In Downpatrick, I finally faced an obvious truth about my family’s history: hundreds of years ago, the McGinnises left Ireland. They left. Ireland wasn’t my home because it wasn’t theirs either. To pretend otherwise would be to betray their choice to come to America for a better life.
Once I realized this, I spent the rest of my weekend in Downpatrick like any American tourist would. I paid my respects at Saint Patrick’s grave and had a drink at a local pub. I attended a theatrical production of Melmoth the Wanderer, an Irish legend about a man who sells his soul to the Devil to live for 150 extra years. The catch: he must find someone to take over his burden of extended life, to haunt the world in his stead. It felt strangely appropriate. He, like I, was a wanderer who did not find meaning where expected.

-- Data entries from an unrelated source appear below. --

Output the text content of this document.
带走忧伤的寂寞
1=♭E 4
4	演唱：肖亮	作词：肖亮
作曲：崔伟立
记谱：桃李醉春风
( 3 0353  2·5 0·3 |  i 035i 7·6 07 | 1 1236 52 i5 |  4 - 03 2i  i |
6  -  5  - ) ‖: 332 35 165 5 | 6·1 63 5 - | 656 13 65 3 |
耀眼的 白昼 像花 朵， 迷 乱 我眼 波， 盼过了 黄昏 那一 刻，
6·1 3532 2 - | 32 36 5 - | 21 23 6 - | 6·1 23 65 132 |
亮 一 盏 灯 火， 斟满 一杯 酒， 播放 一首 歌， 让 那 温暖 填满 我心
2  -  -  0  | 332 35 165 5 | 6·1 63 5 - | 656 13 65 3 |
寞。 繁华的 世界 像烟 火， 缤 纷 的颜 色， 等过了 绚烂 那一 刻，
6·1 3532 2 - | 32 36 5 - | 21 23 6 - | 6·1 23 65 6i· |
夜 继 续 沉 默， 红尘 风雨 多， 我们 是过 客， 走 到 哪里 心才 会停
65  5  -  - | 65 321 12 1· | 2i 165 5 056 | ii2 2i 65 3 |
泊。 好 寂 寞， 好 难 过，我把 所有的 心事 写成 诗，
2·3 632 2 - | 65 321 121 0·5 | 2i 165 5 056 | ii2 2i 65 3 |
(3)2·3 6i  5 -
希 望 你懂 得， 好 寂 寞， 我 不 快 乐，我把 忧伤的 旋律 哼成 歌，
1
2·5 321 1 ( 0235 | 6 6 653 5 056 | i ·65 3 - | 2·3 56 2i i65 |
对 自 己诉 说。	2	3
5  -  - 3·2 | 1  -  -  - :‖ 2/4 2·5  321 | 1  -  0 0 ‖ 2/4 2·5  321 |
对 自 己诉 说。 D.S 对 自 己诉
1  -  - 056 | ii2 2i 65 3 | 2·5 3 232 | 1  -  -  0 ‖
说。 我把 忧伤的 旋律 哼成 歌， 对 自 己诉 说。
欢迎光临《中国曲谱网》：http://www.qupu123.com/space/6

Throughout my travels, most Irish people I met seemed fine with Americans visiting ancestral homes. They weren’t offended by me coming back to learn about my heritage. But being truly Irish means more than finding a grave with your surname. It’s the pride you feel when you say you’re from Cork, Belfast, or anywhere else on the island. Being Irish is having a connection to the land from whence you came and knowing you can always go home. I never felt the longing for Ireland I saw in the eyes of my Irish friends when they described where they grew up. That was the difference between us.
The next morning, I left Downpatrick. It was time to go back to Dublin. To continue on, as we McGinnises do.